Dentre todos os ataques do Legislativo contra o meio ambiente o mais preocupante é o Projeto de Lei levado ao Senado por Flávio Bolsonaro (PSL-RJ), filho do presidente, e Marcio Bittar (MDB-AC). Com apenas três artigos, o PL 2362/2019 pretende acabar com a chamada reserva legal. Hoje, os donos de terra na Amazônia têm a obrigação de preservar 80% de mata nativa em suas propriedades; no Cerrado, a taxa é de 35%; e em campos gerais e outras regiões do país, de 20%. Caso seja aprovado, o PL pode causar o desmatamento de 167 milhões de hectares. A área sob risco equivale 20% do território brasileiro – o que dá três vezes o tamanho da Bahia.
Tramitam também no Congresso 35 emendas que desfiguram ainda mais o Código Florestal e ampliam a anistia para desmatadores.
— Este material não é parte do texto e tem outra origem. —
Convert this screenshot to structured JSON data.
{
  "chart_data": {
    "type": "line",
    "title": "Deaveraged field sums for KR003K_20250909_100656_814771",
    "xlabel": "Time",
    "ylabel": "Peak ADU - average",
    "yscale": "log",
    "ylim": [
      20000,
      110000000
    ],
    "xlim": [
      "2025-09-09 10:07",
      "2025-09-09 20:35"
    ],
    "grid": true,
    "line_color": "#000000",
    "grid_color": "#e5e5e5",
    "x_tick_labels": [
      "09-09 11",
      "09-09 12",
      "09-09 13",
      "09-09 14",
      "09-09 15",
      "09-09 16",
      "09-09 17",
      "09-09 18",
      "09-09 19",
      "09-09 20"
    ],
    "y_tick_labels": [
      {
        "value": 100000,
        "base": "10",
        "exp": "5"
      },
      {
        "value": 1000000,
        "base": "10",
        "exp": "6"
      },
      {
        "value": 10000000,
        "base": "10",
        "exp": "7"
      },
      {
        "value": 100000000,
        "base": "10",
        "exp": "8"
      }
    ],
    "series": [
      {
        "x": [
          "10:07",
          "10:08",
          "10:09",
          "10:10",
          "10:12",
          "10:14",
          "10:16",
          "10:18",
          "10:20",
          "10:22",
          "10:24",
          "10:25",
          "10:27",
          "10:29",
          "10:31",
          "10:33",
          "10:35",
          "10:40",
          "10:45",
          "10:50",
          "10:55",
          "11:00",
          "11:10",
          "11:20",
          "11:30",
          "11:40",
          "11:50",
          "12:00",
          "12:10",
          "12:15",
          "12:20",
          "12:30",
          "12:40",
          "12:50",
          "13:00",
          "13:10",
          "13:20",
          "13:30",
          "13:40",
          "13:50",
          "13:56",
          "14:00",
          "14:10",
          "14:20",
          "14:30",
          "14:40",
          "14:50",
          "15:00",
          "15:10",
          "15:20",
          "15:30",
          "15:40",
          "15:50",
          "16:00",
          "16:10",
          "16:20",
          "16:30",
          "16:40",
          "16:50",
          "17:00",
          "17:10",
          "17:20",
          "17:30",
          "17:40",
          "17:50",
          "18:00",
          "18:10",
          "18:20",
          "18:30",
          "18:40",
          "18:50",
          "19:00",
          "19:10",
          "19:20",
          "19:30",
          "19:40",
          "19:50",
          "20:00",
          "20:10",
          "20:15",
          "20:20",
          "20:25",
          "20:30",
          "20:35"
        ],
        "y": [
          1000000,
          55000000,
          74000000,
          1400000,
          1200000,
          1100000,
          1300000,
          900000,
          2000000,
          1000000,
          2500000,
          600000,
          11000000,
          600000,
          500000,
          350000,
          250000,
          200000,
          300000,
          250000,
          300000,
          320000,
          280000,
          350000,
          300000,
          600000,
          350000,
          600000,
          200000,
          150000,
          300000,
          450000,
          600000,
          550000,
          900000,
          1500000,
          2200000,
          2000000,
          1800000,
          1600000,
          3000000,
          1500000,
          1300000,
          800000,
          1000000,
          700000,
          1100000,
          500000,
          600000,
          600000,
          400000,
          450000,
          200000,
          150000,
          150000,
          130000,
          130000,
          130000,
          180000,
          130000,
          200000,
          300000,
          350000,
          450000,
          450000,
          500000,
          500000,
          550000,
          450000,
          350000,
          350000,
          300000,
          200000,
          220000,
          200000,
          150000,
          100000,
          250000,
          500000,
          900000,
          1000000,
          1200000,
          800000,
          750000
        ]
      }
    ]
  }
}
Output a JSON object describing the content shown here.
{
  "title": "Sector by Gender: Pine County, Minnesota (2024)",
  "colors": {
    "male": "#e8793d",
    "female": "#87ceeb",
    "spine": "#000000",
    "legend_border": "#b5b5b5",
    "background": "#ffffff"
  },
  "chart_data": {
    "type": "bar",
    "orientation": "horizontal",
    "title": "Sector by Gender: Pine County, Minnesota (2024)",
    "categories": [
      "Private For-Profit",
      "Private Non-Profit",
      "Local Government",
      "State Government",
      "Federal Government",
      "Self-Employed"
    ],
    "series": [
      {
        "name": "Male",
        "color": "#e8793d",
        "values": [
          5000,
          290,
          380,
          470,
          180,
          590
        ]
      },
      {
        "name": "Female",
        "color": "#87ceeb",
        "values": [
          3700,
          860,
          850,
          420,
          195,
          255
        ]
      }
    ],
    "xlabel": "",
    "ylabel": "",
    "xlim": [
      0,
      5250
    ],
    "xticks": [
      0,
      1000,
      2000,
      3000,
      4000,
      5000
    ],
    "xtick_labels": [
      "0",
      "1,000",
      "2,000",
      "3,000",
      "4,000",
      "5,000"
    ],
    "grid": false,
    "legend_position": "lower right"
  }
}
O Ministério Público Federal está fazendo a sua parte: instaurou 1.410 ações contra desmatamentos com 60 hectares ou mais registrados na Amazônia entre 2016 e 2017. Ao todo, 1.831 pessoas ou empresas vão responder na Justiça pela devastação de mais de 156 mil hectares de floresta. As indenizações chegam a R$ 2,515 bilhões.
O mundo também está de olho em nós: em sua edição do dia 2 de abril, o jornal francês “Le Monde” chegou às bancas trazendo denúncias numa reportagem de página inteira: “Apelidado de ‘ministro das empresas de minério’, Ricardo Salles pode contar com o apoio dos lobbies do agronegócio e da indústria de minério, que são influentes no Congresso. Mas atacar o meio ambiente em um país que abriga a Amazônia, terras indígenas internacionalmente conhecidas e uma das maiores biodiversidades do mundo é algo ousado”, diz a publicação.
Caso queira sobreviver, o agronegócio terá que se adaptar aos novos tempos. “Não é verdade, por exemplo, que a China não liga para os modelos de produção dos alimentos que importa. A chinesa Cofco e a trading Wilmar, que dominam o mercado de soja em grão e óleos vegetais do país asiático, por exemplo, assumiram compromissos internacionais de sustentabilidade ambiental, social e econômica que serão seguidos com rigidez”, diz Marcello Brito, presidente da Associação Brasileira do Agronegócio (Abag), antenado com os novos tempos. Fora que a China já é um dos países que mais reflorestam, enquanto o Brasil ainda é um dos que mais desmatam.
A China foi fundamental para o crescimento do agronegócio brasileiro a partir do início dos anos 2000. Mas há novas exigências no mercado, e não só dos chineses: 60% dos franceses querem saber a origem dos alimentos que compram. Alemães, ingleses e americanos também. A preocupação com o planeta é geral. Não vivemos mais na era dos coronéis e ninguém mais engole conversa pra boi dormir.